In this frieze over the entrance to the 17th-century residential wing, court musicians and cherubic angels celebrate the royal union that produced Christian IV

Formal garden under development

After lunch, we walked toward the lake and through the well-manicured gardens behind the castle. Frederiksborg was the first castle in Denmark to be built inland rather than on the coast, and the first to serve not as a fortress but as a leisure residence for the reigning monarch—in this case, Frederik II. During the first half of the sixteenth century, Frederik’s son and successor, Christian IV, turned his birthplace into a luxurious Renaissance palace. Frederiksborg has been called “Denmark’s Versailles,” but perhaps Versailles should be called “France’s Frederiksborg” because work didn’t begin on Louis XIV’s palace until a decade after Christian IV’s was completed.

In Frederiksborg’s formal gardens we could view both the finished work of the castle’s landscape designers and sections still under development. It was interesting to see exactly how gardeners coax ordinary boxwoods to grow into such intricate patterns.

If you look closely, you can see a bride and her photographer using the castle and gardens as the backdrop for formal bridal portraits

Hillerød’s pedestrian shopping district

When we heard the bells in the castle belfry chime 3:00 (and then play a lovely rendition of the Crusaders’ Hymn), we knew it was time to start heading toward the train station. Nancy and Pam had hoped to do some souvenir shopping at what appeared to be a nice gift shop that our bus had passed on our way to the castle this morning, but Michael didn’t get the memo and led us back toward the station by a more direct pedestrian route. We walked through the center of Hillerød where there were plenty of shops, but nothing really catering to the tourist trade. We browsed sidewalk displays of clothing, shoes, and hats, and then were happy to encounter a gelateria.


Typical townhouses in Hillerød

Even though we didn’t have a chance to sample anything from a local competitor, we feel confident stating that we found the best gelato in Hillerød because what we tasted at GiovannIs was even better than what we had consumed at Siciliansk Is in Copenhagen. (The pistachio was unparalleled.)


We thought this attractive building on a large square must be Hillerød’s town hall, but it’s actually part of the regional police and prison compound

Copenhagen City Hall

We decided to pass on visiting Tivoli, a popular amusement park in central Copenhagen

The train brought us back to the Nørreport Station by about 5:30. Eric went back to the hotel, but the rest of us took another hour to scour Copenhagen’s shopping district to make sure we would return to the States with gifts for each of our grandchildren.

The spread at Restaurant Flammen Nyropsgade

Eric, Pam, and Michael at Restaurant Flammen

After dropping our purchases at the hotel and rousing Eric from his nap, we walked a few blocks down the Søgade and around a corner to Restaurant Flammen Nyropsgade, an all-you-can-eat barbecue buffet that might be described as the Danish version of Golden Corral—except that the quality of the food was somewhat better. (And sort of Danish.
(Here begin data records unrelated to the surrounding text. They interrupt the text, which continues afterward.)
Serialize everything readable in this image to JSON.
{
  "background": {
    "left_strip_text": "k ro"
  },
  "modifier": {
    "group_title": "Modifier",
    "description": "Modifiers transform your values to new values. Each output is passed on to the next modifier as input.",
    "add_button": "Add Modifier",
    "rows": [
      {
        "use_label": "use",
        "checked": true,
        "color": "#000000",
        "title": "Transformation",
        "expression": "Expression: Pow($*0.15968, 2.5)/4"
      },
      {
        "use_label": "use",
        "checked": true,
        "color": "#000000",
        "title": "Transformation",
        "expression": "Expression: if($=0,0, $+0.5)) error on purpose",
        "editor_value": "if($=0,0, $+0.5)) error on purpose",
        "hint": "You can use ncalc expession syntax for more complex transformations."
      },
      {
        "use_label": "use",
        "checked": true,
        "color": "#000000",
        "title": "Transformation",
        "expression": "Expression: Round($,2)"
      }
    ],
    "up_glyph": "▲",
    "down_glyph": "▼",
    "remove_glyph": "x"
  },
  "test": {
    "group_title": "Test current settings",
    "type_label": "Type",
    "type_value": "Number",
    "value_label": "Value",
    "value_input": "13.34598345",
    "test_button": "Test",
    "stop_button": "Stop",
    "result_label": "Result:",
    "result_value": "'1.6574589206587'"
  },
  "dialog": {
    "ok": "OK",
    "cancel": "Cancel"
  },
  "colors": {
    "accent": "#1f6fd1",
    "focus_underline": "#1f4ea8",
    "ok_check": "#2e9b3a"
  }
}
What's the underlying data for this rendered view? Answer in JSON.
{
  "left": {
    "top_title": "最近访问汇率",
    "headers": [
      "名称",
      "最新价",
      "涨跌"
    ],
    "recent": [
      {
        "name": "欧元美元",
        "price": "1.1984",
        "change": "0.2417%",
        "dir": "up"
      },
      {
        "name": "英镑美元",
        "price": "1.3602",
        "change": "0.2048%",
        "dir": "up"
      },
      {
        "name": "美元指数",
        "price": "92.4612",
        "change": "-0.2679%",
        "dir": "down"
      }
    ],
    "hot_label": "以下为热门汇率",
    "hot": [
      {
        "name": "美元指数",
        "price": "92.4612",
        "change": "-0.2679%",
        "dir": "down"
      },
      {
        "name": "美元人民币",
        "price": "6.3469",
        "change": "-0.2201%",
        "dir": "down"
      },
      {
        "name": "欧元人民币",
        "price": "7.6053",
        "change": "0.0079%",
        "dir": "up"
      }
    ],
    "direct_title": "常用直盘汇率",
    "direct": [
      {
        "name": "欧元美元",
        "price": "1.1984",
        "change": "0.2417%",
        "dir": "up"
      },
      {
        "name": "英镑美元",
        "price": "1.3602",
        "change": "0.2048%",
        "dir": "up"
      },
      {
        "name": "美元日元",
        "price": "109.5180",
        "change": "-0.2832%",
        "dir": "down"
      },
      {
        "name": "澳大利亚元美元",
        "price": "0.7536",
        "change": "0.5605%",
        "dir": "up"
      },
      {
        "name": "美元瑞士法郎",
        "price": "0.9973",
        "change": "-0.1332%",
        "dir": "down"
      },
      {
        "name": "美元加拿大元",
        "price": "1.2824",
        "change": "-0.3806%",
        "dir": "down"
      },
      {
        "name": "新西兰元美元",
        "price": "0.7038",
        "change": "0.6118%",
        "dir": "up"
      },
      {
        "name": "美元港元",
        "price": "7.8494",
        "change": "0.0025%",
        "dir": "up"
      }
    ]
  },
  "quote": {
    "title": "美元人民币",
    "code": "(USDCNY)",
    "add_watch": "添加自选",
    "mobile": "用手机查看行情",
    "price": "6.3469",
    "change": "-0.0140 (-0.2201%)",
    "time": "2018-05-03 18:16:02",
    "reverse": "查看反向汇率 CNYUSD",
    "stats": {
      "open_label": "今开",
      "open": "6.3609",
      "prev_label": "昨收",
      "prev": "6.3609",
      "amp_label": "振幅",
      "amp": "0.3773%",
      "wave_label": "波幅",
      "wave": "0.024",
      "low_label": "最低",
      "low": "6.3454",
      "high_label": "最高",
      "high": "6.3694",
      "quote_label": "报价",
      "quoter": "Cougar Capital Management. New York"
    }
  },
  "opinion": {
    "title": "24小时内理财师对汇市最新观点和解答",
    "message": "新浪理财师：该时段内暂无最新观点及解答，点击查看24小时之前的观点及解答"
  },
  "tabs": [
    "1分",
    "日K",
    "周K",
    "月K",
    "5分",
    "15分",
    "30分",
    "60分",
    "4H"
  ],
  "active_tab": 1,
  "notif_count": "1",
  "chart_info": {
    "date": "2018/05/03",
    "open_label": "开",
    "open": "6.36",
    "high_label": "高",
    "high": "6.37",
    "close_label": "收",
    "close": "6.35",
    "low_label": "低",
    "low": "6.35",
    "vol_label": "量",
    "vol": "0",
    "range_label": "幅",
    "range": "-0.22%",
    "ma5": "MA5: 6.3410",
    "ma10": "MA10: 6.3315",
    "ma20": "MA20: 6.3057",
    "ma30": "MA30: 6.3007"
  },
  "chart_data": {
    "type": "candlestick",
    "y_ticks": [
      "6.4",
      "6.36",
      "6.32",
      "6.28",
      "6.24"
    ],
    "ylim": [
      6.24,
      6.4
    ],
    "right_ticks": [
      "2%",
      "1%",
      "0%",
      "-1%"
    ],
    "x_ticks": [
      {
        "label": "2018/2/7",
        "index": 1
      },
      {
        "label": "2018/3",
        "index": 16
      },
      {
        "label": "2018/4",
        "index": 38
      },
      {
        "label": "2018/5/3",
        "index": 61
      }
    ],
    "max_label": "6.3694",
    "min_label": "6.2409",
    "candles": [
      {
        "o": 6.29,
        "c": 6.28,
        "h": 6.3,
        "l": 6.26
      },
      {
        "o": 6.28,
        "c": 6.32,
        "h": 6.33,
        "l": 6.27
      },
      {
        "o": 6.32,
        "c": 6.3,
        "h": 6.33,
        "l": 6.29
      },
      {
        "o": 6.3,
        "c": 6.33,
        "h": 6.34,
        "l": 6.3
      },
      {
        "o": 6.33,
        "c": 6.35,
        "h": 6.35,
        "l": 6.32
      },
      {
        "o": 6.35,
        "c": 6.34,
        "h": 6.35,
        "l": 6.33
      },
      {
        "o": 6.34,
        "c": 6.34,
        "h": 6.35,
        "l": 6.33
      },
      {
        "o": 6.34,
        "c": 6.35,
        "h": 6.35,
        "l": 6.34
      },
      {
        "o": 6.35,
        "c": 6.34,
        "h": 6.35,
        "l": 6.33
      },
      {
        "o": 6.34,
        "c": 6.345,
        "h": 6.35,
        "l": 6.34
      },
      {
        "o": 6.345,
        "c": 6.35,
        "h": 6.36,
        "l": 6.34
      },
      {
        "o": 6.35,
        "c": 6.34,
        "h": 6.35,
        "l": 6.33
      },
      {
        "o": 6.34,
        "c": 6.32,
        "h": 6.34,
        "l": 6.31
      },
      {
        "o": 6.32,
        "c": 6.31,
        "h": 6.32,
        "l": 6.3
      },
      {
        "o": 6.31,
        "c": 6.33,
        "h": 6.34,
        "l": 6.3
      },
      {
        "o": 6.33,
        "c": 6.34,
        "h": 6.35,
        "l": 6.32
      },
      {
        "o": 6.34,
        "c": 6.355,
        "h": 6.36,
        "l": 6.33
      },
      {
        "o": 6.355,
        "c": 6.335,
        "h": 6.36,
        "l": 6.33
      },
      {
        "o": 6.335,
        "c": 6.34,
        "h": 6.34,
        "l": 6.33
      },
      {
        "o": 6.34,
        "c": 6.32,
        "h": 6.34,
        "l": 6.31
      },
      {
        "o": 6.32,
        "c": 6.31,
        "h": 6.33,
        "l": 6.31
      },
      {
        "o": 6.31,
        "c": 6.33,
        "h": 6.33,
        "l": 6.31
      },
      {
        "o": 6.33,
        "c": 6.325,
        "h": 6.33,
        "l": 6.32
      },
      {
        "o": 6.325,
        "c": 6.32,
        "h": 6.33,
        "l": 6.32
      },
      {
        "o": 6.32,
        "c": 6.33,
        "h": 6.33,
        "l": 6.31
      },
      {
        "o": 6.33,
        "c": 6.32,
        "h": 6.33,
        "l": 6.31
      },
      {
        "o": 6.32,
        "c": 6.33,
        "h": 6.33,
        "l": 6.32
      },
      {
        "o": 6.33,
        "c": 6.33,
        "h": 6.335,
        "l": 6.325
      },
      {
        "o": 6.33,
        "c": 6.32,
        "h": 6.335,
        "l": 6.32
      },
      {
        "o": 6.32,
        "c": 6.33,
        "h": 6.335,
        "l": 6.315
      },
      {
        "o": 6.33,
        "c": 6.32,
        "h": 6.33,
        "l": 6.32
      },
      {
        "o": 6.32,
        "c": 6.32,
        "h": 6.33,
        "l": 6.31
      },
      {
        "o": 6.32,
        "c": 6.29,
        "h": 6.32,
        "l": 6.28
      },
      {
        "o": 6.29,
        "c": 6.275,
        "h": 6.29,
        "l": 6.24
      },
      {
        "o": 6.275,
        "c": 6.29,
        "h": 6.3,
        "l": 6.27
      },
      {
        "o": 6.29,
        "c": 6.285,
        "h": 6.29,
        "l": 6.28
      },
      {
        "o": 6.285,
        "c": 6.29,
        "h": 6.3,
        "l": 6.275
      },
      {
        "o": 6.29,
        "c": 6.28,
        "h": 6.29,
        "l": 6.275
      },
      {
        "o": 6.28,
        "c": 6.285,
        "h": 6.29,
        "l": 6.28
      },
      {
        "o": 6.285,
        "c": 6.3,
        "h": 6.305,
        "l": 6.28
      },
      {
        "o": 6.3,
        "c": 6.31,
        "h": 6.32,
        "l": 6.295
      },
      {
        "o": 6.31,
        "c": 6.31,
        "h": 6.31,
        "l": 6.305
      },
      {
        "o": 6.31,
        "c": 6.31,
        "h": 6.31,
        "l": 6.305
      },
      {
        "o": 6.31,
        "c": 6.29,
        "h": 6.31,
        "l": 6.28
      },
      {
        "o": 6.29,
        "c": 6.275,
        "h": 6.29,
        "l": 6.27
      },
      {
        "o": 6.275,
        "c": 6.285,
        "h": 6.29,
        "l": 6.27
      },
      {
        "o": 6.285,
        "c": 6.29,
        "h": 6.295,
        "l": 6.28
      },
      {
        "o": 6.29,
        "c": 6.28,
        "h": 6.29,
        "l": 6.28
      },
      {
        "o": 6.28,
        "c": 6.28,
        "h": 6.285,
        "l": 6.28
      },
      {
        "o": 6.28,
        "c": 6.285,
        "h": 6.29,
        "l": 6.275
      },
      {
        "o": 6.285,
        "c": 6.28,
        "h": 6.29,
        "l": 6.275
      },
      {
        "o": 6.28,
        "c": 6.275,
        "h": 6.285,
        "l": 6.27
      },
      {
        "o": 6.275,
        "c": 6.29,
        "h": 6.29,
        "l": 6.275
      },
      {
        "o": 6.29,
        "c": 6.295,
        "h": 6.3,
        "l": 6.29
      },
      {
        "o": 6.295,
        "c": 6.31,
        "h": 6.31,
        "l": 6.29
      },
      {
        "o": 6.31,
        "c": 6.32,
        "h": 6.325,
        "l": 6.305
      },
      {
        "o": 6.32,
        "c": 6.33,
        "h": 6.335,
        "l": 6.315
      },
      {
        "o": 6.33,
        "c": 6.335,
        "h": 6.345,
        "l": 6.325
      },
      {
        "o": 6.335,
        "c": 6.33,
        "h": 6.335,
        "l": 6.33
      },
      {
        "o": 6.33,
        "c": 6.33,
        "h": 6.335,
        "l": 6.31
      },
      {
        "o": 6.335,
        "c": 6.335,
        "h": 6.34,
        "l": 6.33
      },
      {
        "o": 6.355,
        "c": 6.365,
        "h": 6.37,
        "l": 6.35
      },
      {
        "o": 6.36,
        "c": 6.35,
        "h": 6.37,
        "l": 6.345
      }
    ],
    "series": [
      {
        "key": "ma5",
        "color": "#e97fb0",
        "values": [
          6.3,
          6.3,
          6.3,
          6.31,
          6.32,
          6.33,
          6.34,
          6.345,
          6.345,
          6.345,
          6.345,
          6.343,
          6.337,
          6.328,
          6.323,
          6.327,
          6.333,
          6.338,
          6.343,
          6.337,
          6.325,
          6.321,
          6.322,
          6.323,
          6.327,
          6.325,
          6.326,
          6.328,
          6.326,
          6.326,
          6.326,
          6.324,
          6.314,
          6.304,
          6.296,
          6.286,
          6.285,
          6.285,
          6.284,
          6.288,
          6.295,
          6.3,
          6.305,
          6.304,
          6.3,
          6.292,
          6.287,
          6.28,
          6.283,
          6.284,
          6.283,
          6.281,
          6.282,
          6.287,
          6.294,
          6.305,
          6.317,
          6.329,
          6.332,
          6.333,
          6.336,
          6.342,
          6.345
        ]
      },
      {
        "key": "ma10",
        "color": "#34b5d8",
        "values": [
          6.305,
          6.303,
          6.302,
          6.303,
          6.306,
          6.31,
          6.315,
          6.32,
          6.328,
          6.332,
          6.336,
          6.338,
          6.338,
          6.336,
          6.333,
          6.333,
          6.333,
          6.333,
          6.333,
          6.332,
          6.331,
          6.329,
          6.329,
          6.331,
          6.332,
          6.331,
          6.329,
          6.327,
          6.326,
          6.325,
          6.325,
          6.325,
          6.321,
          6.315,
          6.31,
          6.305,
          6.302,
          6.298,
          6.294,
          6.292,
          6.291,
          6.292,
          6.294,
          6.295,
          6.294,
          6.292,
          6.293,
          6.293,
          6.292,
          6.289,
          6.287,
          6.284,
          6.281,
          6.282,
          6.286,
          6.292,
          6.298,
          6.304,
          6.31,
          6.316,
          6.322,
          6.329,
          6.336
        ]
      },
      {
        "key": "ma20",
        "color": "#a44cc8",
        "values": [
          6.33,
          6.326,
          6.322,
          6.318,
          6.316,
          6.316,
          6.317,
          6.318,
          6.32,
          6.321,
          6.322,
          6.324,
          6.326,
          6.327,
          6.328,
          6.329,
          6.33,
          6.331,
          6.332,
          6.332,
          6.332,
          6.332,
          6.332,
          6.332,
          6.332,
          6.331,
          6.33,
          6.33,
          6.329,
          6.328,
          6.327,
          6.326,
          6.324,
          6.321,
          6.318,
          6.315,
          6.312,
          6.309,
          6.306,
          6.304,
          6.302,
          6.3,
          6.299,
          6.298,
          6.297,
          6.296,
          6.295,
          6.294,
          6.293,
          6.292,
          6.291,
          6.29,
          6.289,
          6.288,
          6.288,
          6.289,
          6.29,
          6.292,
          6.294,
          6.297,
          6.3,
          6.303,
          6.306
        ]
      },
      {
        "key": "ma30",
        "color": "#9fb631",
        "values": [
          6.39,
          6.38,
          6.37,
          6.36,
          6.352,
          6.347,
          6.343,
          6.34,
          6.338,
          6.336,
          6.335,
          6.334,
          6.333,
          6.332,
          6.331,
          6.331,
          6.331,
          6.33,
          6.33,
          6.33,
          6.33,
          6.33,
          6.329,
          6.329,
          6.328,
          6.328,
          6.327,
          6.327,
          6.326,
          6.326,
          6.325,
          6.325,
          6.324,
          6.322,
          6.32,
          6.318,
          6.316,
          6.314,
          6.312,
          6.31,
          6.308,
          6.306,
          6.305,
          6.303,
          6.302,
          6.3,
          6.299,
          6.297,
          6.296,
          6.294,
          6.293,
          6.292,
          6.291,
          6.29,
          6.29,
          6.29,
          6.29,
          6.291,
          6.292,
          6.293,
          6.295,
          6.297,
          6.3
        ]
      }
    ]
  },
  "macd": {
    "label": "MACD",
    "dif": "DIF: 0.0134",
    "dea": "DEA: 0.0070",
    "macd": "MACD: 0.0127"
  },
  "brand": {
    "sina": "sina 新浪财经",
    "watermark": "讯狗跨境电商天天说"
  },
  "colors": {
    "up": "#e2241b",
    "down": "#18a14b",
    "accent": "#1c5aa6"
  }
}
Like there was herring in cream sauce and grilled salmon in addition to the beef fillets and pork ribs.)

We skipped the soft-swirl sundaes and went back to Siciliansk Is for dessert, even though we had decided that Hillerød’s GiovannIs offered a superior product. Tonight, Nancy’s trio of flavors included mandarin, blood orange, and sea buckthorn (an orange berry whose essential oil has a sour, astringent taste, similar to cranberries). The subtle differences among the tart, citrusy flavors made for an interesting combination.

Blooms and bikes outside an apartment building on Søgade

The path along the shore of The Lakes

Pam and Eric had persuaded us to take a taxi from the restaurant to the gelateria and then called another to pick them up, but the two of us decided to walk back to the hotel so we could enjoy one more evening strolling along the shore of The Lakes before we had to begin packing for tomorrow’s flight home.